Reputation: 784
Here is the sample senario, we have real time data record in cassandra, and we want to aggregate the data in different time ranges. What I write code like below:
val timeRanges = getTimeRanges(report)
timeRanges.foreach { timeRange =>
val (timestampStart, timestampEnd) = timeRange
val query = _sc.get.cassandraTable(report.keyspace, utilities.Helper.makeStringValid(report.scope)).
where(s"TIMESTAMP > ?", timestampStart).
where(s"VALID_TIMESTAMP <= ?", timestampEnd)
......do the aggregation work....
what the issue of the code is that for every time range, the aggregation work is running not in parallized. My question is how can I parallized the aggregation work?
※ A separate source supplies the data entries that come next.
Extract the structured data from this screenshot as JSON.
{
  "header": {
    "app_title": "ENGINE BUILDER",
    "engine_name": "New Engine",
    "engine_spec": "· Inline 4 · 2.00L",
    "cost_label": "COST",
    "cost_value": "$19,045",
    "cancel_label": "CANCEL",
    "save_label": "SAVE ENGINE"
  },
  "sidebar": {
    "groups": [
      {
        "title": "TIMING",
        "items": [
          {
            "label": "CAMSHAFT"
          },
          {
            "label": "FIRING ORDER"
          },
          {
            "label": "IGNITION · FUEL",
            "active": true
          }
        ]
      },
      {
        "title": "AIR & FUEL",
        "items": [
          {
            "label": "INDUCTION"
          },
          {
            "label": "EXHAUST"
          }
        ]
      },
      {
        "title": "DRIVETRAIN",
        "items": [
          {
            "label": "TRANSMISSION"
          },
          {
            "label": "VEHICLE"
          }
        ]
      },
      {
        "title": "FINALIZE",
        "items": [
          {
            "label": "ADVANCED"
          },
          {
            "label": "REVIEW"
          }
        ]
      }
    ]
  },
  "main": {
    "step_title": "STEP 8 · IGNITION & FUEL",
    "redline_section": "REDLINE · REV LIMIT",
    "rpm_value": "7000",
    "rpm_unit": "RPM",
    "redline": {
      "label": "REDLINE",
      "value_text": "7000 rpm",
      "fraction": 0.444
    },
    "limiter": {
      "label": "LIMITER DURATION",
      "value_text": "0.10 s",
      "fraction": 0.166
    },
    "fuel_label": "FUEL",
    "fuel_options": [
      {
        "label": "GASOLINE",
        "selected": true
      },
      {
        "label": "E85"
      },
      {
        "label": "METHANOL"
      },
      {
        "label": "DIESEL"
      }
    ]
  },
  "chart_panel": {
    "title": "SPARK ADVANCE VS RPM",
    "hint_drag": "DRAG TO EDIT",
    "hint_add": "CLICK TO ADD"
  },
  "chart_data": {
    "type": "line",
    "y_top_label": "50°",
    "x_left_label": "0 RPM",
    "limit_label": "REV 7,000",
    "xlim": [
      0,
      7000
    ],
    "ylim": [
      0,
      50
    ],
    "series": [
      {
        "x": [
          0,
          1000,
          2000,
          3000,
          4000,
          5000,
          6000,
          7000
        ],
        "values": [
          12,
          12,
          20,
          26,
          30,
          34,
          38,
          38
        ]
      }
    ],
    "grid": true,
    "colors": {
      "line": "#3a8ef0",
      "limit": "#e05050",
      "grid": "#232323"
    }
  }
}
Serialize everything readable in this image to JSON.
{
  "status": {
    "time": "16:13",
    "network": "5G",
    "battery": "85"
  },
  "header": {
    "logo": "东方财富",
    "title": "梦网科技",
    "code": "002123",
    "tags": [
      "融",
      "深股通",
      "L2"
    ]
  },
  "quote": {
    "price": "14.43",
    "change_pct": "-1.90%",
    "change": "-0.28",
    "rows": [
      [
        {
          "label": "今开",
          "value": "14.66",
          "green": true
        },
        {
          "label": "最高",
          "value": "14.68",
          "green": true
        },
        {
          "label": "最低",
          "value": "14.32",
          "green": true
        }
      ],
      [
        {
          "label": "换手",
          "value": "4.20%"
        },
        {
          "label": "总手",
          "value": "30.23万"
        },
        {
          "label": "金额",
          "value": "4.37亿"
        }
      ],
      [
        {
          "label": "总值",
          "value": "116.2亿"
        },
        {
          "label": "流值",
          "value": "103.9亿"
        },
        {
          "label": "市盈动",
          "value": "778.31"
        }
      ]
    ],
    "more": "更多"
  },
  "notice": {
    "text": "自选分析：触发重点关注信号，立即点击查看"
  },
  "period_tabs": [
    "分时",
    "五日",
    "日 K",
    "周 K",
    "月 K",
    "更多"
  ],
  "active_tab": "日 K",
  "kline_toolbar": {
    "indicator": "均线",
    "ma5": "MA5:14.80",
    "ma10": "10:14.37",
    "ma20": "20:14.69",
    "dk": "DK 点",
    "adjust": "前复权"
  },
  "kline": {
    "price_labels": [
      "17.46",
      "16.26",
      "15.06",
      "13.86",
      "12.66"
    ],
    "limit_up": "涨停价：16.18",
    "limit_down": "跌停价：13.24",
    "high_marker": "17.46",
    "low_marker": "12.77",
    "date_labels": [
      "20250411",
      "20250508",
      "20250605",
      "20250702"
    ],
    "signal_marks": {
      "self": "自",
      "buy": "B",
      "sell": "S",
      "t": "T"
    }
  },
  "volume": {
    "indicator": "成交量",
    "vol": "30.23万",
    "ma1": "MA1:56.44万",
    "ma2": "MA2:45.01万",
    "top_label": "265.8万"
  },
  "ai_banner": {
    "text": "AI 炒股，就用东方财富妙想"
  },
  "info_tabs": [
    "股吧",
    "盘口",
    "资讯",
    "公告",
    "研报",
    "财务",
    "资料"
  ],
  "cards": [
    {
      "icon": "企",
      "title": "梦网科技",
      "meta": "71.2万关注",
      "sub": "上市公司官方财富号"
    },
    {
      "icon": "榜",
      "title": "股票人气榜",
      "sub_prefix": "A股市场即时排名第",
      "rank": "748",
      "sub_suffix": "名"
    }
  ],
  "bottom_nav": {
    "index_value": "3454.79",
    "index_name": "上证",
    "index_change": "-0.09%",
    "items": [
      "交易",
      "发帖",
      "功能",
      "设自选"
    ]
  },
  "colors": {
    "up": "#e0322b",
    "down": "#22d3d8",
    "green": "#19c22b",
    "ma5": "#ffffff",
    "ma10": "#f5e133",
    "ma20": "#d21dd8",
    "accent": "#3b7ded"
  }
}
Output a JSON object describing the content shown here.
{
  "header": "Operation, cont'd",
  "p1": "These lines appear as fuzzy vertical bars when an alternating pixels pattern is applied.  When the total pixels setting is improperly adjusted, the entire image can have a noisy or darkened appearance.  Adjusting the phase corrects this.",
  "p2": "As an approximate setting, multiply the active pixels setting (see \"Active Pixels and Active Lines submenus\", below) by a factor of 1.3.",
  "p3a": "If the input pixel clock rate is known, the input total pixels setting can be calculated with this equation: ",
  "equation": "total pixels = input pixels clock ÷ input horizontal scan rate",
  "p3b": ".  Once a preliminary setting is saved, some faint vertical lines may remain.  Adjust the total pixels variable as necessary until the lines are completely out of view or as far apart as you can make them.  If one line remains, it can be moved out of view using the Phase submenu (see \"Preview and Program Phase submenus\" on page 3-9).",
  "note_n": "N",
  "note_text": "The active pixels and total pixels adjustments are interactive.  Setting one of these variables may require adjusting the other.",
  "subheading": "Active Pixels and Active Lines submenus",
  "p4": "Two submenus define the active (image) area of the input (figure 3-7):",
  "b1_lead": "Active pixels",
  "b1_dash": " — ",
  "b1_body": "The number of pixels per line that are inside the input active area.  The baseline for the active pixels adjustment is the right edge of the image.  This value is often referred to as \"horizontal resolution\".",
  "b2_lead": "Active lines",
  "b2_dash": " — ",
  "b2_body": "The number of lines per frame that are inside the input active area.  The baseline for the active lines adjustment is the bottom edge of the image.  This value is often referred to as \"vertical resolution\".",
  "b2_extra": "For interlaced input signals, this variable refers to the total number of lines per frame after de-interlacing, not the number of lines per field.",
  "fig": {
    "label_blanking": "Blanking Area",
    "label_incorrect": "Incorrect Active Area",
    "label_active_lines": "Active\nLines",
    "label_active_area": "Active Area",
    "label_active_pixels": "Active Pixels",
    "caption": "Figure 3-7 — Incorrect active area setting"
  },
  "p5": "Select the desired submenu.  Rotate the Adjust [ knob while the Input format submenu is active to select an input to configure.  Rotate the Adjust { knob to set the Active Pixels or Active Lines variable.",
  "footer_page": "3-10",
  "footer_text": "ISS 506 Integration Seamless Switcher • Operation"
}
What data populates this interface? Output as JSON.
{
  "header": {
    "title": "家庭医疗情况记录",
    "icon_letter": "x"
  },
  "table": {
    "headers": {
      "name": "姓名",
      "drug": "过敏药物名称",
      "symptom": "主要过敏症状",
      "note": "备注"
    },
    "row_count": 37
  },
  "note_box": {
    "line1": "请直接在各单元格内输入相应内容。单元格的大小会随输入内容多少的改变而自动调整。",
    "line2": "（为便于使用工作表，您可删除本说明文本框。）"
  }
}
Since RDD can't run in another RDD or Future? Is there any way to parallize the work, or we can't using spark connector here?
Upvotes: 1
Views: 433
Reputation: 784
Finally , we using union to join each RDD and makes them parallized.
Upvotes: 0
Reputation: 16576
Use the joinWithCassandraTable function. This allows you to use the data from one RDD to access C* and pull records just like in your example.
joinWithCassandraTable
utilizes the java driver to execute a single query for every partition required by the source RDD so no un-needed data will be requested or serialized. This means a join between any RDD and a Cassandra Table can be preformed without doing a full table scan. When preformed between two Cassandra Tables which share the same partition key this will not require movement of data between machines. In all cases this method will use the source RDD's partitioning and placement for data locality.
Upvotes: 1